Reporting a vulnerability

Please do not open a public issue for security-sensitive bugs. Use either of these channels:

  • Email security@peaceful.studio. This is the always-available path and the simplest if you're not sure which to pick.
  • Or, if it's enabled on this repo, use GitHub's private vulnerability reporting (Repo → Security tab → Report a vulnerability). The button only appears once the maintainers have turned PVR on; if you don't see it, fall back to email.

If the report is sensitive enough that even email feels too open, say so in your first message and the maintainers will arrange an encrypted channel before you share details.

What to include

  • A clear description of the issue and its impact.
  • Steps to reproduce, or a minimal proof-of-concept.
  • The version, environment, and any relevant configuration (with secrets redacted).
  • Your preferred contact method and whether you want public credit in the advisory.

What to expect

  • Acknowledgement within 5 business days.
  • Initial assessment (severity, affected versions) within 10 business days.
  • Fix or mitigation plan communicated to the reporter before public disclosure.
  • Coordinated disclosure — we will agree a public-disclosure date with the reporter.
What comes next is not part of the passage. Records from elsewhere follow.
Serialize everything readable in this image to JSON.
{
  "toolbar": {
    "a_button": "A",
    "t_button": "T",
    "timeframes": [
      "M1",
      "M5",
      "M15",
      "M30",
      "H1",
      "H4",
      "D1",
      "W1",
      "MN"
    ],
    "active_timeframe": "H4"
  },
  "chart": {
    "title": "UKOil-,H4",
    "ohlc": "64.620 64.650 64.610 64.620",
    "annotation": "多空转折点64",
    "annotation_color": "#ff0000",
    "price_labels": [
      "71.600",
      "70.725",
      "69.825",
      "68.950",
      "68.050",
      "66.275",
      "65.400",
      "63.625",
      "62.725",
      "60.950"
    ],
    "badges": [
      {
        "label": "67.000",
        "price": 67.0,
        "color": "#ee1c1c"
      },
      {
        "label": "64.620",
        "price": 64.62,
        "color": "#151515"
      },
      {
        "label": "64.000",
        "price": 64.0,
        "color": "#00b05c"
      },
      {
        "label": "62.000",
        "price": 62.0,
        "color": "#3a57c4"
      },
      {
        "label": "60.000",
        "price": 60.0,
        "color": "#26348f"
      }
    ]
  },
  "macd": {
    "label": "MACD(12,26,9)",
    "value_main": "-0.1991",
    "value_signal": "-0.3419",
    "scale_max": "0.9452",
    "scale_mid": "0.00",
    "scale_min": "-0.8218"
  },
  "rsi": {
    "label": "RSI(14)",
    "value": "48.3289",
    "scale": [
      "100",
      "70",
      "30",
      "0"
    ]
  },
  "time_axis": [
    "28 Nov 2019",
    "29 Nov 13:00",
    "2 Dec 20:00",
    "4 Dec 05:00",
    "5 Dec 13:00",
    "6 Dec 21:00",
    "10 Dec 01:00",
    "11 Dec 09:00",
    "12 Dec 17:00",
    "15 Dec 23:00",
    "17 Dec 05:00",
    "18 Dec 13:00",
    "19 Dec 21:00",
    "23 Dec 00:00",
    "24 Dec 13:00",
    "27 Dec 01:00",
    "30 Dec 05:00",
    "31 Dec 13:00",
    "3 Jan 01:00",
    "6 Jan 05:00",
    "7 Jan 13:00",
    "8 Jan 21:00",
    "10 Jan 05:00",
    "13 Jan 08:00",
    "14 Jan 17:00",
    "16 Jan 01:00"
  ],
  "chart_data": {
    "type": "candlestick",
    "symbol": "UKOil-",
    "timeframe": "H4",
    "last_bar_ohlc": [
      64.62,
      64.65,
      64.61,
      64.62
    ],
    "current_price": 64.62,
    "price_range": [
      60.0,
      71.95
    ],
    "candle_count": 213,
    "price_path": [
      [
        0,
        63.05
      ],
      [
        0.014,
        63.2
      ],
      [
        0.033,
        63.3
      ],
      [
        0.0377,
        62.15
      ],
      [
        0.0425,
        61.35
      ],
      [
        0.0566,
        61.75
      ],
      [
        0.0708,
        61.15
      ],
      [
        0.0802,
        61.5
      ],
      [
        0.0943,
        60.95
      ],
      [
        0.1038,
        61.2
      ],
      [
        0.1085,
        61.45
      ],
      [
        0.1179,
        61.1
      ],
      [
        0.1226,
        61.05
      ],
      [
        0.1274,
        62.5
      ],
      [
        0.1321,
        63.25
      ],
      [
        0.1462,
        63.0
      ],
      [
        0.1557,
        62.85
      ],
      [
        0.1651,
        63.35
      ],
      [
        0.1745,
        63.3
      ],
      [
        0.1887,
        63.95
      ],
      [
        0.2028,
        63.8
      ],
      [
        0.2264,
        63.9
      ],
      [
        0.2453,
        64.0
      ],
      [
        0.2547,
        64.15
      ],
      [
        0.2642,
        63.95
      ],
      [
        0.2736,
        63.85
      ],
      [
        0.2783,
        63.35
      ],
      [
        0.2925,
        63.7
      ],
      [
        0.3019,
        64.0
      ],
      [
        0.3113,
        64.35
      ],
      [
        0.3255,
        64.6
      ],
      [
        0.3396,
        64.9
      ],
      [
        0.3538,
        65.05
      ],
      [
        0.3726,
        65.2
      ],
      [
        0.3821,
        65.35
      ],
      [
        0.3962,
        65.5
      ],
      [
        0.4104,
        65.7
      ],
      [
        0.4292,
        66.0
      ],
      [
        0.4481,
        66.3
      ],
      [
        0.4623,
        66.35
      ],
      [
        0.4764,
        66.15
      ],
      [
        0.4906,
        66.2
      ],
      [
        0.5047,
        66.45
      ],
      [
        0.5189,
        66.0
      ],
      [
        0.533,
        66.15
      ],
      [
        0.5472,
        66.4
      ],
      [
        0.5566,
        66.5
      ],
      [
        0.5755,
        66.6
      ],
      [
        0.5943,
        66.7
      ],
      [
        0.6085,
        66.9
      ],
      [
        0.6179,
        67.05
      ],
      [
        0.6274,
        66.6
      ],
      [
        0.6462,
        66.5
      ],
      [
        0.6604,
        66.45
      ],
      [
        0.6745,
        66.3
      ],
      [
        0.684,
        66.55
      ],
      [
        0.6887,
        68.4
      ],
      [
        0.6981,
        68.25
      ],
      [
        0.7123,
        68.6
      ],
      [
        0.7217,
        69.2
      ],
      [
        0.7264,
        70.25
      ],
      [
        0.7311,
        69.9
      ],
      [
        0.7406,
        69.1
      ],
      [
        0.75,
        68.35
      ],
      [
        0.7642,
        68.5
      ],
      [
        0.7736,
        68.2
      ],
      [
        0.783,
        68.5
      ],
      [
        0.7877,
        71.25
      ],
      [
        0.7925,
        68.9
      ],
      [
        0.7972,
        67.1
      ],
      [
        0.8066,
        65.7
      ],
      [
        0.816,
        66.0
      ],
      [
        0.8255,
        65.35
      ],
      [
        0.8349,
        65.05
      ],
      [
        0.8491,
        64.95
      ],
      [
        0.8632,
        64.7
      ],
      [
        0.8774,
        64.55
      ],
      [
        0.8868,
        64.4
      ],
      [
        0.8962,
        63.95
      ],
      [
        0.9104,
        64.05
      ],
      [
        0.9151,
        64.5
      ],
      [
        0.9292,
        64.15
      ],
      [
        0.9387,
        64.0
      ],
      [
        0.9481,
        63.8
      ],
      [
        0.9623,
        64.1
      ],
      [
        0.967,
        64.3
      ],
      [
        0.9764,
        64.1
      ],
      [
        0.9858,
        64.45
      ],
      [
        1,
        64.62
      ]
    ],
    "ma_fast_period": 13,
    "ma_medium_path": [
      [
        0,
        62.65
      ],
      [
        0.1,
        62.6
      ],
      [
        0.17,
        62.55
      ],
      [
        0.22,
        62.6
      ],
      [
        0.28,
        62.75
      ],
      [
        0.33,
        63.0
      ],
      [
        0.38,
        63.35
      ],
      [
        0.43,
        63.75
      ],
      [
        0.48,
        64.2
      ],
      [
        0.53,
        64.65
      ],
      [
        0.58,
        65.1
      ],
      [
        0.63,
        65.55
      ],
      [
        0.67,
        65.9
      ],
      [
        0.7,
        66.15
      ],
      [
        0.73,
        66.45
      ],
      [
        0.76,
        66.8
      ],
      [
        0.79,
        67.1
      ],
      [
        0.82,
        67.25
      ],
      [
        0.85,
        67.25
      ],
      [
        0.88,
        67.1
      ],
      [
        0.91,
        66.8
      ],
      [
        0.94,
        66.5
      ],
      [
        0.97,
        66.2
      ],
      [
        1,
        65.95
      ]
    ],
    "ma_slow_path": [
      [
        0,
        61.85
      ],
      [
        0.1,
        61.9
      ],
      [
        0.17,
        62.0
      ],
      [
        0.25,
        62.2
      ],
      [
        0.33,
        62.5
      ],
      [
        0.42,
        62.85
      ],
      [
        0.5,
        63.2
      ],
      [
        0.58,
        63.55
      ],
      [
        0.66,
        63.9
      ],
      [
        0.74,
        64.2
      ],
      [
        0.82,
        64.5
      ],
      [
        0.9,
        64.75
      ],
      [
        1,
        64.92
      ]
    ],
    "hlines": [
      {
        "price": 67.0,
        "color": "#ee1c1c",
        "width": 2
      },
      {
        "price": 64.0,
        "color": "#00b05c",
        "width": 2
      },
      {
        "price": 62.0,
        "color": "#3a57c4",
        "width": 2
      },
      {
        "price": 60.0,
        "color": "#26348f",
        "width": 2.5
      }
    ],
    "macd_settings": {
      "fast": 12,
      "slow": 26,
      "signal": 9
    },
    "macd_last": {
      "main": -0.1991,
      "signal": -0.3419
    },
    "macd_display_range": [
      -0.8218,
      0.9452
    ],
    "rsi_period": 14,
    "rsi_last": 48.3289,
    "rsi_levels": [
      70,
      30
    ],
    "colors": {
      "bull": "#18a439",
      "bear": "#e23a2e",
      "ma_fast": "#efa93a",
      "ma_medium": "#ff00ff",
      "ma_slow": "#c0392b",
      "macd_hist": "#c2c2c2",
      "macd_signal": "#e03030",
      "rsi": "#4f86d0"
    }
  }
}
Default embargo is 90 days from initial report unless a fix is released sooner.

Out of scope

  • Vulnerabilities in upstream dependencies — please report those upstream. We will pull in fixes as they become available.
  • Misconfiguration of a deployer's own environment (weak secrets, exposed endpoints, missing auth).
  • Issues with consumer repos that pre-date a tag bump — pin to a tag (e.g. @v1.2.0) rather than @dev for reproducible runs.

Credit

We are happy to credit reporters in the public advisory and the changelog unless you prefer to remain anonymous.